Banana peels? The skeeters are very bad this year, so I'll have to try it.

the weather this weekend is going to be more like mid September, so now I'm thinking of leaf raking, hot cider, etc. And of what to plant next spring, when the house will be resided/painted and scaffolding gone and the landlords and I can figure out what to plant and where. I can't wait.

Buckeye ...

Aquila ka Hecate said...

Mid July in Johannesburg is dry and very cold.
Although our temperatures range from minimum in the single digits Celsius (and sometimes negative single digits), with maximums in the lower teens - and that may seem quite warm to someone in Northern Europe or the US - we really feel the bite of Winter in this month.
Pruning is done now, as the frost often gets into the domesticated plants, and the deciduous trees are all starkly bare by this time of year.

It's the time when I get into my office in the morrning well before sunrise, and leave after sunset.

Yes, you can feel the lock-down of Frozen Earth distinctly.

But, as with you, right around now, we can also feel the first vibrations of the coming Imbolc. Spring bulbs have been planted, and we anticipate their flowering. The sun is ever so slightly higher in the sky, and we know that we truly don't have much further to go.

Love,
Terri in Joburg

Rue said...

I miss the foxglove and the yarrow already - although they've just faded. The columbine has been gone for a while now - but I miss those happy shooting stars too.

July is beyond hot in Southern British Columbia.
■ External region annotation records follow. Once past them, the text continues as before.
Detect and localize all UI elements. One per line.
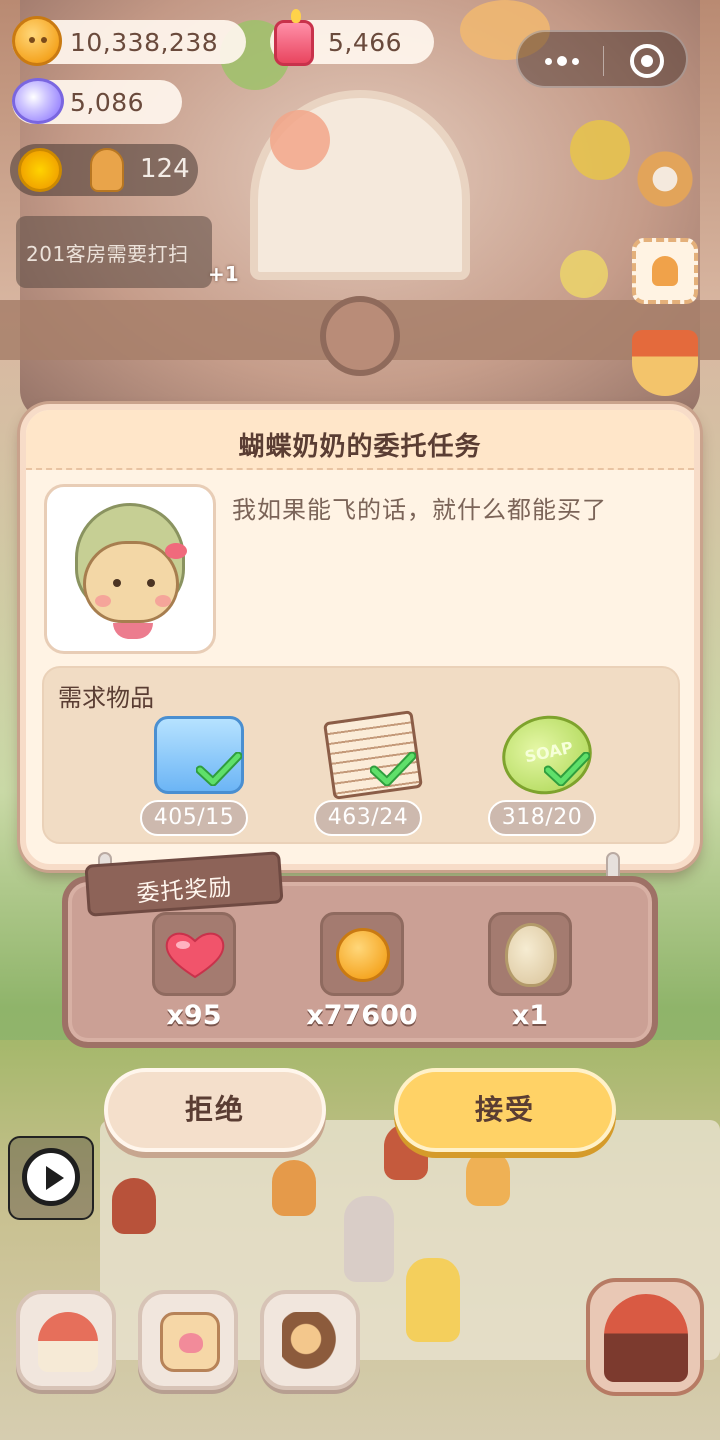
item-count: 318/20 [488,800,596,836]
check-icon [369,751,417,787]
reject-button[interactable]: 拒绝 [104,1068,326,1152]
granny-collar [113,623,153,639]
granny-cheek [95,595,111,607]
egg-icon [505,923,557,987]
balloon-decoration [570,120,630,180]
sun-count: 124 [140,154,190,184]
check-icon [195,751,243,787]
miniprogram-capsule [516,30,688,88]
cookie-coin-icon [336,928,390,982]
gear-icon[interactable] [632,146,698,212]
medal-icon[interactable] [632,330,698,396]
dialog-header: 蝴蝶奶奶的委托任务 [26,410,694,470]
sun-badge[interactable]: 124 [10,144,198,196]
mushroom-house-icon [38,1312,98,1372]
commission-dialog: 蝴蝶奶奶的委托任务 我如果能飞的话，就什么都能买了 需求物品 405/15 46… [20,404,700,870]
house-wheel [320,296,400,376]
client-portrait [44,484,216,654]
reward-slot-coin[interactable] [320,912,404,996]
gingerbread-npc[interactable] [272,1160,316,1216]
client-quote: 我如果能飞的话，就什么都能买了 [232,496,607,524]
play-icon [22,1148,80,1206]
gingerbread-npc[interactable] [466,1150,510,1206]
granny-eye [147,579,155,587]
friends-button[interactable] [260,1290,360,1390]
heart-icon [163,929,227,979]
item-count: 405/15 [140,800,248,836]
character-card-icon[interactable] [632,238,698,304]
reward-qty: x95 [166,1000,222,1031]
more-icon[interactable] [540,46,584,76]
reward-slot-heart[interactable] [152,912,236,996]
item-count: 463/24 [314,800,422,836]
room-task-tip[interactable]: 201客房需要打扫 [16,216,212,288]
required-item-soap[interactable]: SOAP 318/20 [482,707,612,838]
required-items-panel: 需求物品 405/15 463/24 SOAP 318/20 [42,666,680,844]
balloon-decoration [270,110,330,170]
cookie-icon [12,16,62,66]
friends-icon [282,1312,342,1372]
granny-cheek [155,595,171,607]
reward-qty: x1 [511,1000,549,1031]
plus-one-label: +1 [208,262,239,286]
gingerbread-icon [90,148,124,192]
balloon-decoration [560,250,608,298]
gem-icon [12,78,64,124]
gem-count: 5,086 [70,87,145,117]
required-item-newspaper[interactable]: 463/24 [308,710,438,838]
home-button[interactable] [16,1290,116,1390]
granny-npc[interactable] [344,1196,394,1282]
check-icon [543,751,591,787]
diary-icon [160,1312,220,1372]
reward-title: 委托奖励 [135,874,234,908]
required-items-title: 需求物品 [58,684,154,712]
gacha-shop-icon [604,1294,688,1382]
diary-button[interactable] [138,1290,238,1390]
close-miniprogram-icon[interactable] [630,44,664,78]
accept-button[interactable]: 接受 [394,1068,616,1152]
reward-qty: x77600 [306,1000,418,1031]
required-item-detergent[interactable]: 405/15 [134,716,264,838]
butterfly-bow [165,543,187,559]
dialog-title: 蝴蝶奶奶的委托任务 [238,432,482,462]
granny-eye [113,579,121,587]
sun-icon [18,148,62,192]
player-girl-character[interactable] [406,1258,460,1342]
gingerbread-npc[interactable] [112,1178,156,1234]
candle-count: 5,466 [328,27,403,57]
reward-slot-egg[interactable] [488,912,572,996]
cookie-count: 10,338,238 [70,27,219,57]
candle-icon [274,9,314,66]
capsule-divider [603,46,604,76]
video-button[interactable] [8,1136,94,1220]
shop-button[interactable] [586,1278,704,1396]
Up to 42 degrees celcius...around 100F! But it only lasts for a week or two, then comes back down to the 80's and 90's and we can breathe again.

Wish we had fireflies....

Anne Johnson said...

I don't know what happened to the Queen Anne's Lace in my yard. I don't have any this year. It's my favorite. However, my milkweed is blossoming. Monday I saw a hummingbird on my butterfly bush.

I share your mixed emotions about the beach -- just returned from a day trip, no change in opinion -- but the Chesapeake Bay is fabulous (though ailing). St. Michaels and Oxford are closer to D.C. and somewhat less expensive too.

pluky said...

I sit on the back steps at dusk and try to count the bats as they exit the bathouse on the side of the barn. Given the outrageous losses from Smutty Nose lately, it's a comfort to know my little sanctuary exists.